Over at the Ed Sector, there’s some confusion about my concern with the ethics of the NYC teacher experiment (see here). To be clear, my problem is not that NYC is collecting value-added data. As I have written before, standardized tests have a role to play in teacher assessment alongside holistic evaluation of teachers’ effectiveness. But as eduwonk himself noted, the methodological issues are hairy and as of yet unresolved.
The concern expressed in my earlier post was how this experiment was conducted in secret and, in my opinion, in violation of generally accepted human subjects policies. The entire enterprise of social science relies on potential study participants trusting researchers to minimize risks and fully disclose the purpose of their study. Every time a gaff like this happens, it undermines researchers’ ability to build trust with study participants in the future. Let’s review the chronology:
1) In September, an academic experiment headed by two very talented researchers, Jonah Rockoff (Columbia Business School) and Tom Kane (Harvard Grad School of Ed), was announced. It was presented as an experiment intended to generate academic knowledge, not to inform human resources decisions in real time. (You can watch a video of a study recruitment session here.)
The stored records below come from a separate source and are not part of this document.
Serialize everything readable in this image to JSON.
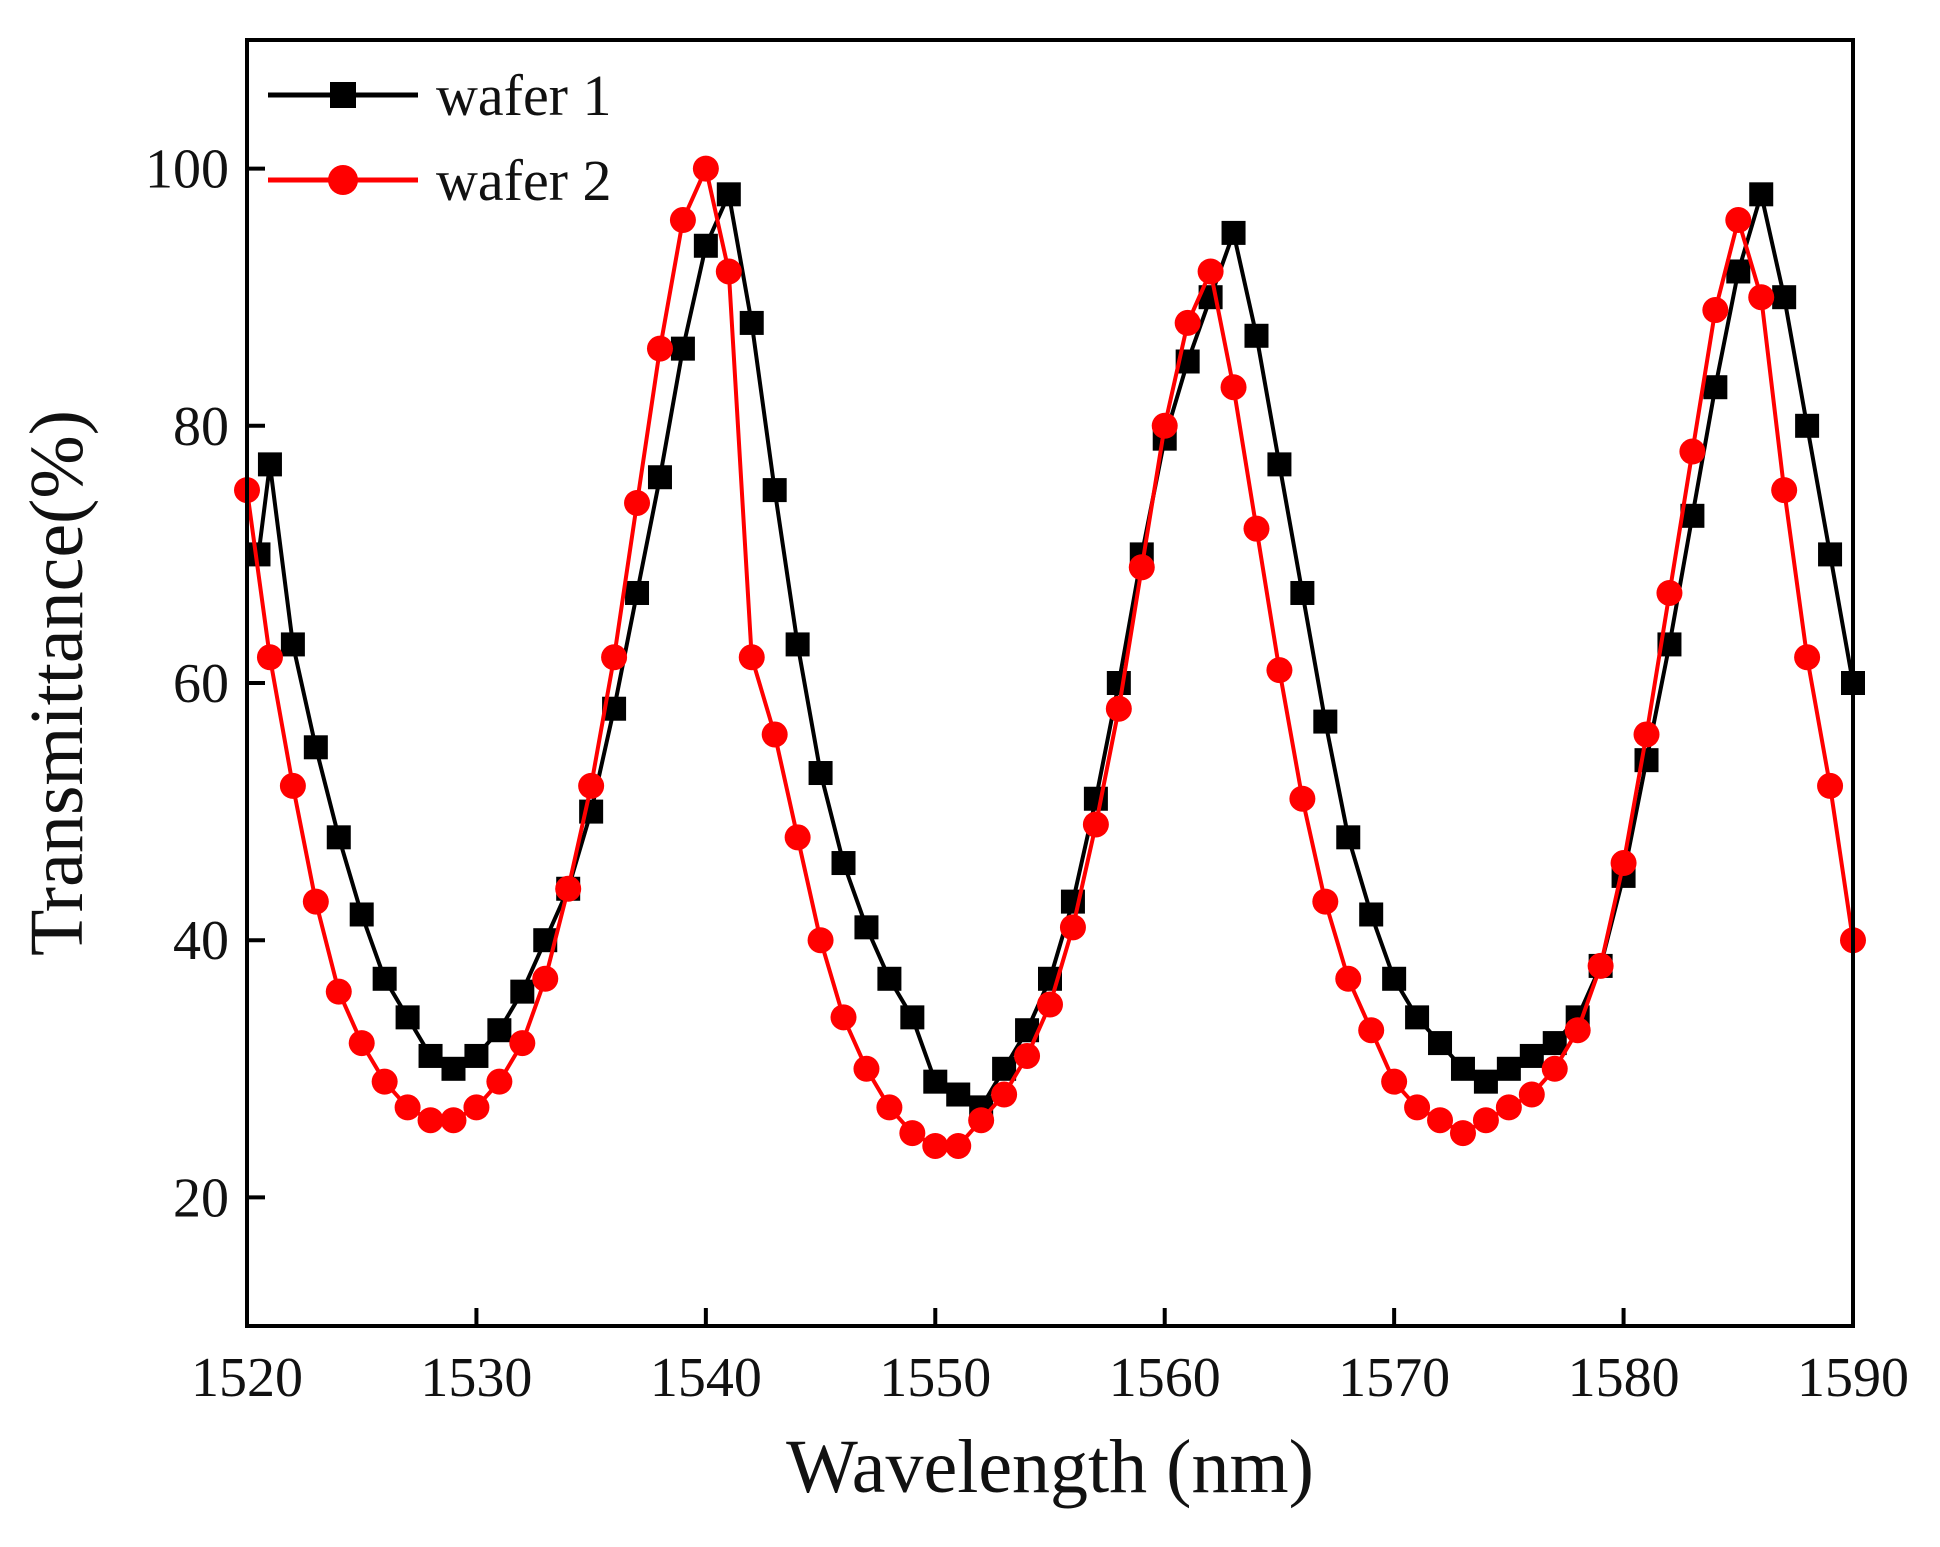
{
  "chart_data": {
    "type": "line",
    "title": "",
    "xlabel": "Wavelength (nm)",
    "ylabel": "Transmittance(%)",
    "xlim": [
      1520,
      1590
    ],
    "ylim": [
      10,
      110
    ],
    "xticks": [
      1520,
      1530,
      1540,
      1550,
      1560,
      1570,
      1580,
      1590
    ],
    "xtick_labels": [
      "1520",
      "1530",
      "1540",
      "1550",
      "1560",
      "1570",
      "1580",
      "1590"
    ],
    "yticks": [
      20,
      40,
      60,
      80,
      100
    ],
    "ytick_labels": [
      "20",
      "40",
      "60",
      "80",
      "100"
    ],
    "grid": false,
    "legend_position": "top-left",
    "series": [
      {
        "name": "wafer 1",
        "color": "#000000",
        "marker": "square",
        "x": [
          1520.5,
          1521,
          1522,
          1523,
          1524,
          1525,
          1526,
          1527,
          1528,
          1529,
          1530,
          1531,
          1532,
          1533,
          1534,
          1535,
          1536,
          1537,
          1538,
          1539,
          1540,
          1541,
          1542,
          1543,
          1544,
          1545,
          1546,
          1547,
          1548,
          1549,
          1550,
          1551,
          1552,
          1553,
          1554,
          1555,
          1556,
          1557,
          1558,
          1559,
          1560,
          1561,
          1562,
          1563,
          1564,
          1565,
          1566,
          1567,
          1568,
          1569,
          1570,
          1571,
          1572,
          1573,
          1574,
          1575,
          1576,
          1577,
          1578,
          1579,
          1580,
          1581,
          1582,
          1583,
          1584,
          1585,
          1586,
          1587,
          1588,
          1589,
          1590
        ],
        "y": [
          70,
          77,
          63,
          55,
          48,
          42,
          37,
          34,
          31,
          30,
          31,
          33,
          36,
          40,
          44,
          50,
          58,
          67,
          76,
          86,
          94,
          98,
          88,
          75,
          63,
          53,
          46,
          41,
          37,
          34,
          29,
          28,
          27,
          30,
          33,
          37,
          43,
          51,
          60,
          70,
          79,
          85,
          90,
          95,
          87,
          77,
          67,
          57,
          48,
          42,
          37,
          34,
          32,
          30,
          29,
          30,
          31,
          32,
          34,
          38,
          45,
          54,
          63,
          73,
          83,
          92,
          98,
          90,
          80,
          70,
          60
        ]
      },
      {
        "name": "wafer 2",
        "color": "#ff0000",
        "marker": "circle",
        "x": [
          1520,
          1521,
          1522,
          1523,
          1524,
          1525,
          1526,
          1527,
          1528,
          1529,
          1530,
          1531,
          1532,
          1533,
          1534,
          1535,
          1536,
          1537,
          1538,
          1539,
          1540,
          1541,
          1542,
          1543,
          1544,
          1545,
          1546,
          1547,
          1548,
          1549,
          1550,
          1551,
          1552,
          1553,
          1554,
          1555,
          1556,
          1557,
          1558,
          1559,
          1560,
          1561,
          1562,
          1563,
          1564,
          1565,
          1566,
          1567,
          1568,
          1569,
          1570,
          1571,
          1572,
          1573,
          1574,
          1575,
          1576,
          1577,
          1578,
          1579,
          1580,
          1581,
          1582,
          1583,
          1584,
          1585,
          1586,
          1587,
          1588,
          1589,
          1590
        ],
        "y": [
          75,
          62,
          52,
          43,
          36,
          32,
          29,
          27,
          26,
          26,
          27,
          29,
          32,
          37,
          44,
          52,
          62,
          74,
          86,
          96,
          100,
          92,
          62,
          56,
          48,
          40,
          34,
          30,
          27,
          25,
          24,
          24,
          26,
          28,
          31,
          35,
          41,
          49,
          58,
          69,
          80,
          88,
          92,
          83,
          72,
          61,
          51,
          43,
          37,
          33,
          29,
          27,
          26,
          25,
          26,
          27,
          28,
          30,
          33,
          38,
          46,
          56,
          67,
          78,
          89,
          96,
          90,
          75,
          62,
          52,
          40
        ]
      }
    ]
  }
}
2) Academic research is bound not only by common sense research ethics, but by the conventions of university Institutional Review Boards. What this means is that when academic researchers conduct research intended to produce generalizable knowledge - i.e. if researchers want to publish off of these data - the experiment has to proceed within generally accepted research ethics and a university IRB has to approve it. (Even if this was not an academic research project, the DOE should have notified teachers of an intervention of potential consequence for them. After all, the data are not just being collected, but distributed to principals in the experiment’s treatment group.)
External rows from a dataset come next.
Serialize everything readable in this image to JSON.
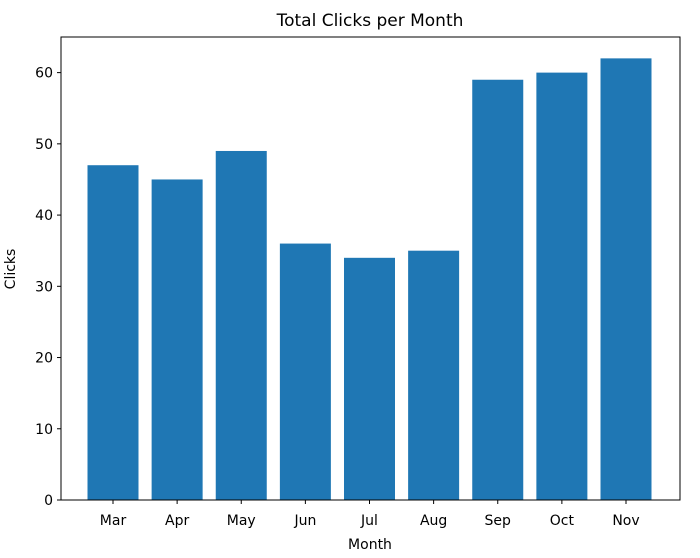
{
  "chart_data": {
    "type": "bar",
    "title": "Total Clicks per Month",
    "xlabel": "Month",
    "ylabel": "Clicks",
    "categories": [
      "Mar",
      "Apr",
      "May",
      "Jun",
      "Jul",
      "Aug",
      "Sep",
      "Oct",
      "Nov"
    ],
    "values": [
      47,
      45,
      49,
      36,
      34,
      35,
      59,
      60,
      62
    ],
    "ylim": [
      0,
      65
    ],
    "yticks": [
      0,
      10,
      20,
      30,
      40,
      50,
      60
    ],
    "grid": false,
    "bar_color": "#1f77b4"
  }
}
IRBs are primarily concerned with the harm that researchers could do to subjects by intervening in their lives, and applicants to IRBs must demonstrate that their project poses minimal risks, that participants have been notified of these risks, and that participants have consented to the research. Teachers did not need to consent in this case, as they are government employees and their employers can collect whatever data they want.
However, it is difficult for me to understand how one could justify not notifying teachers in the study. After all, the information given to their principal - which, given the ongoing methodological problems with value-added, may or may not be accurate - has the potential to permanently change their principals’ perceptions of them and their future employment prospects. Moreover, this treatment is not being applied universally to NYC teachers. By simply having the bad luck to be selected into the study’s treatment condition, some teachers are affected and others are not.
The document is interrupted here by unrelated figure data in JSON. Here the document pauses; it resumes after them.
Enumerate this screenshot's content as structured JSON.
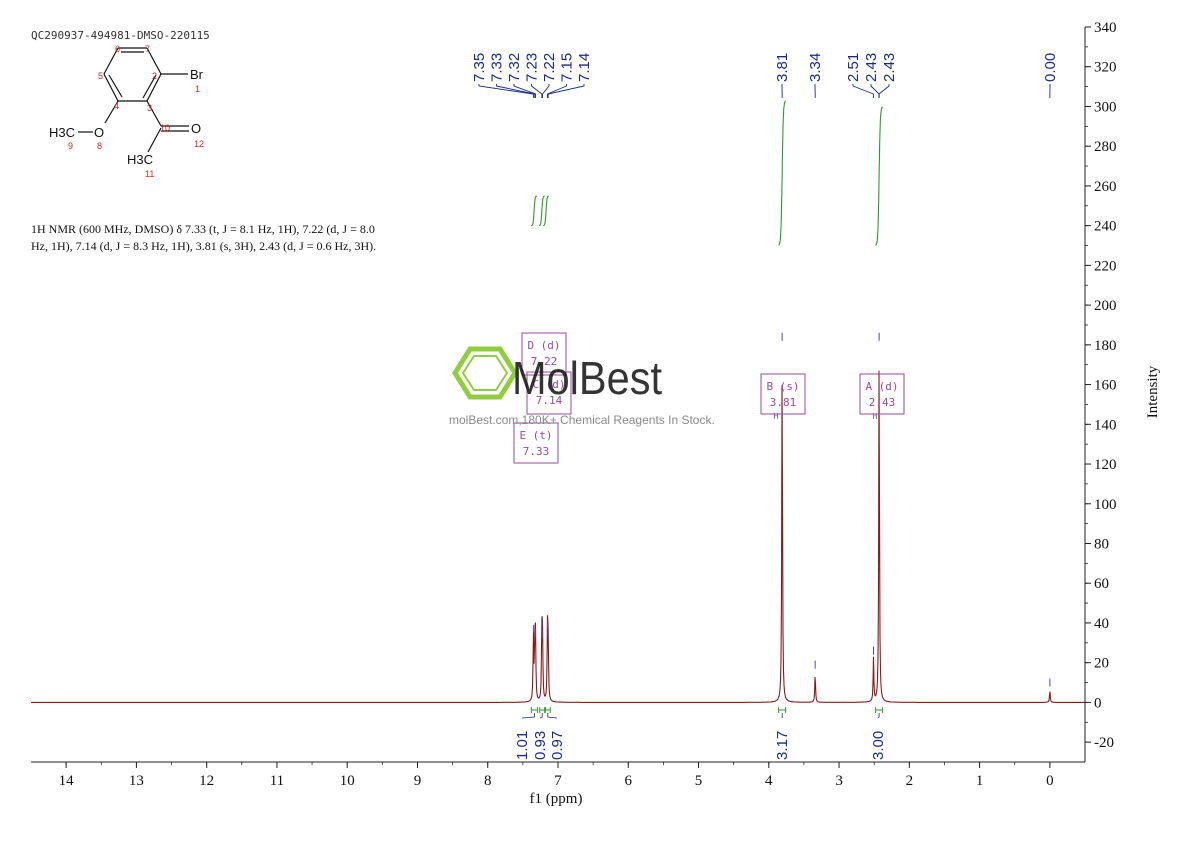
{
  "sample_id": "QC290937-494981-DMSO-220115",
  "nmr_description": "1H NMR (600 MHz, DMSO) δ 7.33 (t, J = 8.1 Hz, 1H), 7.22 (d, J = 8.0 Hz, 1H), 7.14 (d, J = 8.3 Hz, 1H), 3.81 (s, 3H), 2.43 (d, J = 0.6 Hz, 3H).",
  "watermark": {
    "brand": "MolBest",
    "tagline": "molBest.com,180K+ Chemical Reagents In Stock."
  },
  "molecule": {
    "atoms": [
      {
        "label": "Br",
        "number": "1"
      },
      {
        "label": "",
        "number": "2"
      },
      {
        "label": "",
        "number": "3"
      },
      {
        "label": "",
        "number": "4"
      },
      {
        "label": "",
        "number": "5"
      },
      {
        "label": "",
        "number": "6"
      },
      {
        "label": "",
        "number": "7"
      },
      {
        "label": "O",
        "number": "8"
      },
      {
        "label": "H3C",
        "number": "9"
      },
      {
        "label": "",
        "number": "10"
      },
      {
        "label": "H3C",
        "number": "11"
      },
      {
        "label": "O",
        "number": "12"
      }
    ]
  },
  "colors": {
    "spectrum": "#8b1a1a",
    "integral": "#2e9a2e",
    "peak_label": "#1a2a8c",
    "multiplet_box": "#9b4aa0",
    "axis": "#222222",
    "logo_green": "#7dc51e"
  },
  "chart_data": {
    "type": "line",
    "xlabel": "f1 (ppm)",
    "ylabel": "Intensity",
    "xlim": [
      14.5,
      -0.5
    ],
    "ylim": [
      -30,
      340
    ],
    "x_ticks": [
      14,
      13,
      12,
      11,
      10,
      9,
      8,
      7,
      6,
      5,
      4,
      3,
      2,
      1,
      0
    ],
    "y_ticks": [
      -20,
      0,
      20,
      40,
      60,
      80,
      100,
      120,
      140,
      160,
      180,
      200,
      220,
      240,
      260,
      280,
      300,
      320,
      340
    ],
    "peaks": [
      {
        "ppm": 7.35,
        "height": 33
      },
      {
        "ppm": 7.33,
        "height": 28
      },
      {
        "ppm": 7.32,
        "height": 31
      },
      {
        "ppm": 7.23,
        "height": 36
      },
      {
        "ppm": 7.22,
        "height": 30
      },
      {
        "ppm": 7.15,
        "height": 35
      },
      {
        "ppm": 7.14,
        "height": 30
      },
      {
        "ppm": 3.81,
        "height": 180
      },
      {
        "ppm": 3.34,
        "height": 15
      },
      {
        "ppm": 2.51,
        "height": 22
      },
      {
        "ppm": 2.43,
        "height": 180
      },
      {
        "ppm": 0.0,
        "height": 6
      }
    ],
    "peak_labels": [
      "7.35",
      "7.33",
      "7.32",
      "7.23",
      "7.22",
      "7.15",
      "7.14",
      "3.81",
      "3.34",
      "2.51",
      "2.43",
      "2.43",
      "0.00"
    ],
    "integrals": [
      {
        "ppm_from": 7.38,
        "ppm_to": 7.29,
        "value": "1.01"
      },
      {
        "ppm_from": 7.26,
        "ppm_to": 7.19,
        "value": "0.93"
      },
      {
        "ppm_from": 7.18,
        "ppm_to": 7.11,
        "value": "0.97"
      },
      {
        "ppm_from": 3.86,
        "ppm_to": 3.76,
        "value": "3.17"
      },
      {
        "ppm_from": 2.48,
        "ppm_to": 2.38,
        "value": "3.00"
      }
    ],
    "multiplets": [
      {
        "letter": "D",
        "mult": "(d)",
        "shift": "7.22"
      },
      {
        "letter": "C",
        "mult": "(d)",
        "shift": "7.14"
      },
      {
        "letter": "E",
        "mult": "(t)",
        "shift": "7.33"
      },
      {
        "letter": "B",
        "mult": "(s)",
        "shift": "3.81"
      },
      {
        "letter": "A",
        "mult": "(d)",
        "shift": "2.43"
      }
    ]
  }
}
It is important to note that a “live experimental” study like this one is different from the secondary data analysis studies that eduwonk cites. He wrote:
By that logic, all these various studies with panel data, choice studies using lotteries, etc...all constitute human experimentation and are wrong.
Studies based on secondary data analysis are fundamentally different - and are treated differently by IRBs - because researchers are analyzing “dead” data that have no effect on real people’s lives. Ongoing research projects in which interventions are made in real people’s lives are held to a different standard. And should be.
3)According to Edwize and the NYT article, teachers were not notified of the study. What went wrong is that at some point this went from an academic study to a human resources project that Chris Cerf wants to take prime time. Perhaps he mispoke, or the NYT article had this wrong, but it appears that these data, collected under the auspices of an academic research study, may be used as early as June. As eduwonk noted, simply gathering the data is not a problem. The problem is that under the cover of “academic research,” data are being given to princpals in ways that affect teachers’ future employment without teachers’ knowledge.
The irony, of course, is that none of this would be a big deal if the project had been announced to teachers. When I watched the recruitment session video back in September, it didn’t seem like a big deal at all. I bookmarked that this was an interesting experiment conducted by two reseachers whose work is first rate, and assumed that the experiment would proceed under normal conditions (i.e. full disclosure of the study). For reasons I don’t fully understand, it didn’t. And here we are.
There’s much more to say about the methodological and broader philsophical issues with value-added measures. I’ll follow up with a post on these issues later.
Update: eduwonk and I continue our bridging differences exercise. He wrote:
Her position here would be a lot more compelling if (a) this were an actual experiment in the way she and other anti-Klein partisans are seeking to describe it rather than what it is. In addition --and again-- the fact is that we don’t know what they are doing with the data so at this point all these leaps to various consequences are unfounded.
But we do know what they are doing with the information, at least in the context of this experiment (and, as I have explained above, it is an experiment). Principals in the treatment group are given value-added data reports on each of their teachers. These principals’ perceptions of teachers’ academic effectiveness are thus affected - correctly or incorrectly - by this information. Saying “principals can’t use it” is like trying to strike evidence from the record in a courtroom. Jurors’ perceptions are already influenced, and the damage is done.